National Post (National Edition)

Investors chasing a rally ‘on faith’

- ARMINA LIGAYA

David Rosenberg is warning that stocks are more expensive than at the pre-financial crisis peak, and that investors buying in at these levels are banking on an earnings stream that is unlikely to materializ­e for several years.

The forward price-toearnings multiple on the S&P 500 has expanded to 18.5x on a 12-month forward basis, the Gluskin Sheff economist wrote Thursday in Breakfast with Dave, his regular morning note.

Whether looking at the norm for the past decade, or the average of the past 25 years (excluding the dot-com bubble when burgeoning tech companies had no earnings), it’s a sign that the market is pricey, Rosenberg says.

“The market is more expensive now than it was at the 2007 peak when it was a snick below 17x on a forward basis,” he said in the note. “I think this may answer the question as to whether prudence calls for taking profits at this point or chasing what seems to be a rally predicated on faith, hope, reposition­ing and momentum.”

The stock market is pricing in some 30 per cent earnings growth over the next year, said Rosenberg. That kind of profit growth is a one-in-20 event occurring just five per cent of the time in the past six decades, he said.

A multiple of 18.5x often occurs at or near the top of the bull market cycle, he added.
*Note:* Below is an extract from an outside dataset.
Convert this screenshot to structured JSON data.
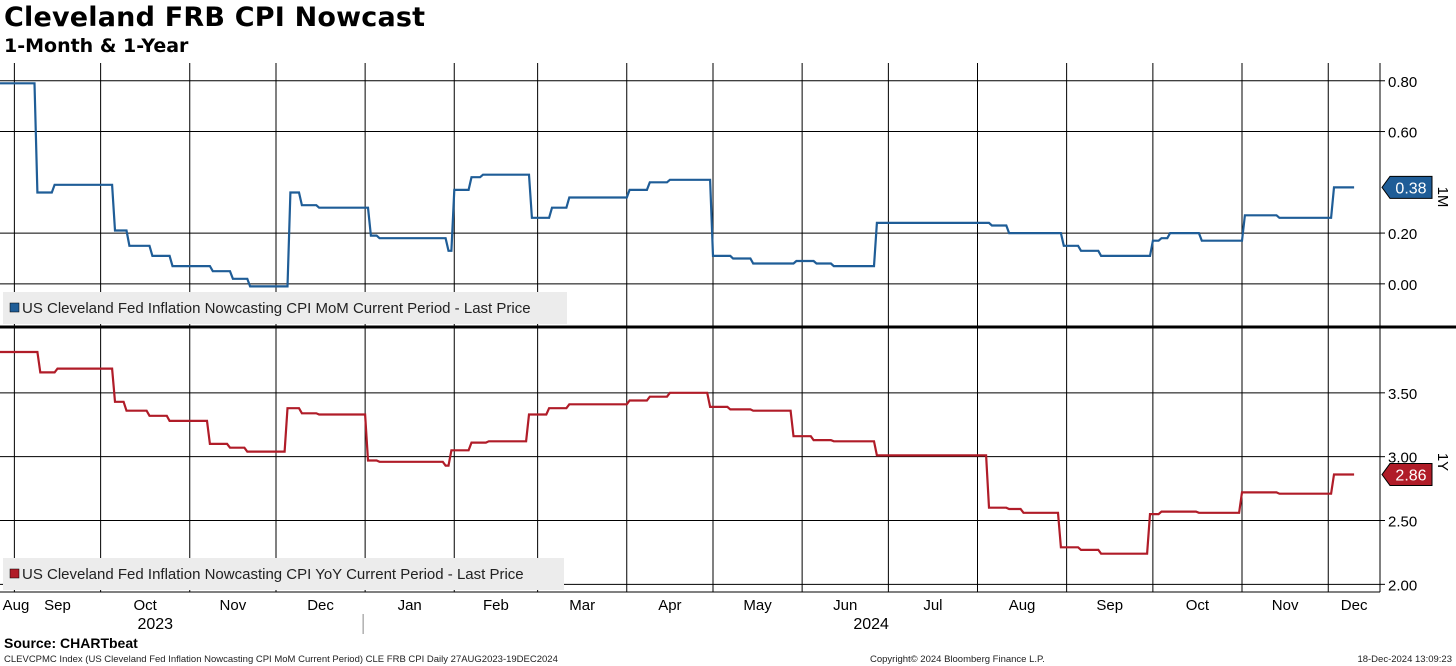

“Investors buying the market at today’s level are (perhaps unwittingl­y) paying up for an earnings stream that is unlikely to materializ­e before 2021 or nearly four years out,” he said. “That is what I call testing anybody’s patience.”

Rosenberg’s warning comes as Canadian corporate profits rose 14 per cent in the third quarter to $80.7 billion according to Statistics Canada, marking the first quarter-over-quarter gain following four consecutiv­e declines.

Year over year, operating profits for Canadian companies were down 1.1. per cent from the third quarter of 2015.

A bump in profits was expected as the impact of the Alberta wild fires died down, said Dina Ignjatovic, an economist at TD Economics.

Profits should continue to rise for the rest of 2016 on a healthy U.S. economy, weak Canadian dollar lifting exports, and higher commodity prices boosting revenues, she added.

“That said, further out, the outlook has been clouded by the outcome of the U.S. election, as pro-growth policies could sustain Canadian demand and profits, but increased protection­ism in the U.S. could have the opposite impact,” Ignjatovic said.

In the U.S., the most recent official figures show that corporate profits dropped by 0.6 per cent or US$12.5 billion in the second quarter to US$2.021 trillion (seasonally adjusted at annual rates), according to the U.S. Department of Commerce. This comes after rising US$66 billion in the first quarter.